RTL : C’est quand même la première fois depuis 1992 que les prélèvements obligatoires vont baisser, même si ce n’est que très légèrement.

Claude Goasguen : Je vous ai donné la réponse tout à l’heure : c’est la première fois que nous avons une croissance de 3 %. L’État gagne beaucoup d’argent : on aurait espéré que la politique se transforme, c’est-à-dire que non seulement les impôts soient stabilisés, mais qu’ils baissent et que l’État fasse des économies.

RTL : Vous êtes conseiller municipal de Paris ; avec Jacques Toubon, vous étiez à la pointe de la fronde contre le maire de Paris avec le groupe Paris. Qu’en est-il de ce groupe ?

Claude Goasguen : Je souhaite, comme tous les Parisiens, que cette affaire se stabilise, que Jean Tiberi et Jacques Toubon ne tombent pas dans les querelles personnelles, et que nous puissions, au sein de plusieurs groupes de la municipalité, donner à la ville de Paris un nouvel impact.

RTL : Vous pensez que c’était une querelle personnelle ?

Claude Goasguen : Non, mais la médiatisation a fait que d’une manière un peu arbitraire – et ce n’est pas la volonté de Jacques Toubon –, on a fait passer cette affaire comme une affaire personnelle. En réalité, c’était un problème politique grave. C’est toujours un problème grave. Je crois qu’il faut moderniser la politique parisienne. Il faut donner un nouvel élan à la ville de Paris. La constitution du groupe Paris a donné d’ores-et-déjà des résultats. Les concertations se font mieux ; les consultations préalables, budgétaires notamment, parce que la ville a un budget, se font. Je crois qu’on a apporté un peu de modernité, de proximité.

RTL : Lorsque vous parlez de nouvel élan, est-ce que cela veut dire qu’il faut que Jean Tiberi parte ?

Claude Goasguen : Pas du tout. D’ailleurs, il n’a jamais été question que Jean Tiberi parte. C’est une nouvelle politique qu’il faut.

RTL : Vous êtes vice-président de Démocratie libérale. On a l’impression d’entendre un peu moins l’opposition ces temps-ci ; le groupe Alliance n’a pas l’air de démarrer très fort.

Claude Goasguen : L’Alliance, vous voulez dire. Il faudra que l’année prochaine soit non plus l’année de l’opposition, mais l’année de la proposition d’un programme. Désormais, il faut préparer l’alternance ; elle sera dans quelques années, car la démocratie, c’est l’alternance. Actuellement, nous n’avons pas de projet. Ce projet, il faudra qu’il soit différent de ce que nous avons fait entre 1995 et 1997.

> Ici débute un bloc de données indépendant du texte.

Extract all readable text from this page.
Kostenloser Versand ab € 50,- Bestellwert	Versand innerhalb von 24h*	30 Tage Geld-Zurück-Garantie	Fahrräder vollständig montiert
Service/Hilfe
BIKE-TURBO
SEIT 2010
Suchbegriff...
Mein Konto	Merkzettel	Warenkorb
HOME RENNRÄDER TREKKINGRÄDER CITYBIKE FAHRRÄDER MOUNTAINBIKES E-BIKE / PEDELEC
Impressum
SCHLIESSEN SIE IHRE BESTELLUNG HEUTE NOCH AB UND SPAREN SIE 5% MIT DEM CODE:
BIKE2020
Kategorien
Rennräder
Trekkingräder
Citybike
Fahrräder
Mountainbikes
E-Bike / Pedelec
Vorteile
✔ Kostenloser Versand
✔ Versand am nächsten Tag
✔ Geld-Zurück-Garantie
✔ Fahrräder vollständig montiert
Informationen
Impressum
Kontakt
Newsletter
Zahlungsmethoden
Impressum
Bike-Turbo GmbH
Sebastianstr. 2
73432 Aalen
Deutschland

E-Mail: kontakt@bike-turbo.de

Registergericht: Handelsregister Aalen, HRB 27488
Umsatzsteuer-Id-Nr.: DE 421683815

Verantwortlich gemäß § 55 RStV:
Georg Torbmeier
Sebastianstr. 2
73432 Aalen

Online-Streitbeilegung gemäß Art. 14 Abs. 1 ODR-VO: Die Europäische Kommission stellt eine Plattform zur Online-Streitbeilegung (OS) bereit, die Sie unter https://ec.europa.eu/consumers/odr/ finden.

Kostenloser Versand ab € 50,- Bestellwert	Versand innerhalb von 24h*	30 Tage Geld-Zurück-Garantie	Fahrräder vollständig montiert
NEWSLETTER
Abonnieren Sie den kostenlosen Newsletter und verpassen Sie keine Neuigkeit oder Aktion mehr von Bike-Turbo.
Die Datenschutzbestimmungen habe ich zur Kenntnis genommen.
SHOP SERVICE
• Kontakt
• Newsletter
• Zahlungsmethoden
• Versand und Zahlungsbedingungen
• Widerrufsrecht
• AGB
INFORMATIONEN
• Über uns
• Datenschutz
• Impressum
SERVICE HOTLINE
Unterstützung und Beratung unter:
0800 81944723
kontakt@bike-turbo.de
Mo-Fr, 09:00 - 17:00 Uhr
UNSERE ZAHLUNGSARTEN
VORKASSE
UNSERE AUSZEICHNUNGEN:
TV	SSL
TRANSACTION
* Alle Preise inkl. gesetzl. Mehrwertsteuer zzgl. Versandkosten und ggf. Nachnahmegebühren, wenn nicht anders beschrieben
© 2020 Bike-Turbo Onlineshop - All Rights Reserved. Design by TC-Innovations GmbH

RTL : Cela veut dire que l’opposition est en panne d’idées ?

Claude Goasguen : Pas du tout. Cela veut dire que l’opposition doit se mettre d’accord pour proposer aux Français une alternance démocratique en faisant un projet. Ce projet, nous allons le commencer en septembre.

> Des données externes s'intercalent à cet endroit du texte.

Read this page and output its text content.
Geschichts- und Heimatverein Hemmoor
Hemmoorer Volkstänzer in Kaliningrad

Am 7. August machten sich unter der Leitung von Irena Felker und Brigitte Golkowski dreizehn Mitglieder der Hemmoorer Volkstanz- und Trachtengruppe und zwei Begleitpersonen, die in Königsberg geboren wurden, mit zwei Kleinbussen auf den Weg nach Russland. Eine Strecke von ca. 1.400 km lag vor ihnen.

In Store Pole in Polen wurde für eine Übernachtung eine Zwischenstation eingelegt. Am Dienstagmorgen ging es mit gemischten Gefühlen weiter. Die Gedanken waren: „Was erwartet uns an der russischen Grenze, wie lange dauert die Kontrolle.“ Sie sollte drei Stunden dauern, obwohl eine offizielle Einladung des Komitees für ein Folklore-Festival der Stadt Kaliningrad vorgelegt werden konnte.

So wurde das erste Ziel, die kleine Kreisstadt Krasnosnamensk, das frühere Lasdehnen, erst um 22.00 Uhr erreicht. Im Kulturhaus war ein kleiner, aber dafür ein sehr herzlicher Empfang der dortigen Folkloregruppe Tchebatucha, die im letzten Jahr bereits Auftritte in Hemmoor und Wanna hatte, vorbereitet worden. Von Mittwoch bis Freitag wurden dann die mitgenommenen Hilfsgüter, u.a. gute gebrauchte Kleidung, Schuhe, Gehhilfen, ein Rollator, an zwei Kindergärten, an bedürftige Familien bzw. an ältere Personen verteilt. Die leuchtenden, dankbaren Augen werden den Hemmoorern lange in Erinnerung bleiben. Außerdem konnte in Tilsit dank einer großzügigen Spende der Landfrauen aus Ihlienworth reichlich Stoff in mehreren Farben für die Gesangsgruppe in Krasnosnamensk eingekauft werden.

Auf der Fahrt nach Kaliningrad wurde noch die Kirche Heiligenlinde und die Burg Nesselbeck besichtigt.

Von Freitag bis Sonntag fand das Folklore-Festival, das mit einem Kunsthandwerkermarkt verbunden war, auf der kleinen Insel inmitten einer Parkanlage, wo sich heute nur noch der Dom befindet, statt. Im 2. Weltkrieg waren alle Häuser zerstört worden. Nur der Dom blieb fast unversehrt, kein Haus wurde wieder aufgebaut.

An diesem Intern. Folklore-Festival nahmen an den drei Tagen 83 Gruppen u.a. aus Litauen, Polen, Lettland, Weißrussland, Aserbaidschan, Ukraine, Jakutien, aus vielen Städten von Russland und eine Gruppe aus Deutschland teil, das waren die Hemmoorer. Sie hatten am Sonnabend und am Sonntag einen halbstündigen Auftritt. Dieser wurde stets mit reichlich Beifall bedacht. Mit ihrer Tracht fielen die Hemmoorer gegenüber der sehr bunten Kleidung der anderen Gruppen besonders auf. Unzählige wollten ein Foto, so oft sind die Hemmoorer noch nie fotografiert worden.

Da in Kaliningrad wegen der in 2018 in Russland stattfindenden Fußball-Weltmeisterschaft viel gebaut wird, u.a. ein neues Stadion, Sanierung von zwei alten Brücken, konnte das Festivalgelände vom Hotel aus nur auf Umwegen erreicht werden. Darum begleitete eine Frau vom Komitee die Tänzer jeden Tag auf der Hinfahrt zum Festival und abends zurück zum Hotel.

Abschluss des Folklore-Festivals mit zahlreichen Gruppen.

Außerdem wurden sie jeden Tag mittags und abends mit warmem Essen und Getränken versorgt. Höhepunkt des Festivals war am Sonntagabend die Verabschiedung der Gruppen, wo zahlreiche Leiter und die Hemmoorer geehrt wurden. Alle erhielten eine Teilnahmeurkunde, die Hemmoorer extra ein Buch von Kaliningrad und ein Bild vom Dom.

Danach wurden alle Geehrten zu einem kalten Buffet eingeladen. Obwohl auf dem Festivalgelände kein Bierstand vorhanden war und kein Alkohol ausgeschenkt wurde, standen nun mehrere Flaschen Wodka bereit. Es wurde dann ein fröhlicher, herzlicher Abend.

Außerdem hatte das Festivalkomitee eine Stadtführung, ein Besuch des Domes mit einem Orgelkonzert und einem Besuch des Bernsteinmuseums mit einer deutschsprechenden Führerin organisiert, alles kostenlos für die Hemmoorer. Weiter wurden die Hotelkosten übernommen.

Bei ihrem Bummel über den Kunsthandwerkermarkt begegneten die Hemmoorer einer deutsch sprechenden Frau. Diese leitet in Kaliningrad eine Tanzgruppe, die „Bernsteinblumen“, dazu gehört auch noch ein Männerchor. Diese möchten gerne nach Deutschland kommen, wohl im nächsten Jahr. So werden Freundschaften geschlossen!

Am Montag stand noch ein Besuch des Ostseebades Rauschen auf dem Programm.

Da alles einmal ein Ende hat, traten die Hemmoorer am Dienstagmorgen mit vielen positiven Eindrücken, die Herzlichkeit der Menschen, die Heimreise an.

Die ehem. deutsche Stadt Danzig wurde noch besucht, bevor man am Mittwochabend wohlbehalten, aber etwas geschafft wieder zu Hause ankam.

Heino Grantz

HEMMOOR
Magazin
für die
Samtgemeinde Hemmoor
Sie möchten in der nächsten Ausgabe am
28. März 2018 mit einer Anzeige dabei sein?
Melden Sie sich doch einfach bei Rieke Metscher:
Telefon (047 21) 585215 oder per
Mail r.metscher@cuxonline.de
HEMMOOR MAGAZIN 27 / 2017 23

RTL : Que pensez-vous de la proposition de Patrick Devedjian – je résume – qui dit : « L’opposition, c’est tous derrière Chirac ! » ?

Claude Goasguen : Je crois que c’était une boutade de la part de Patrick Devedjian, mais il est bien clair que le président de la République est le premier d’entre nous. Mais il est en même temps le premier des Français. Quelquefois, cela pose quelques problèmes. Mais il est clair que l’opposition ne peut absolument pas entrer en conflit avec le président de la République.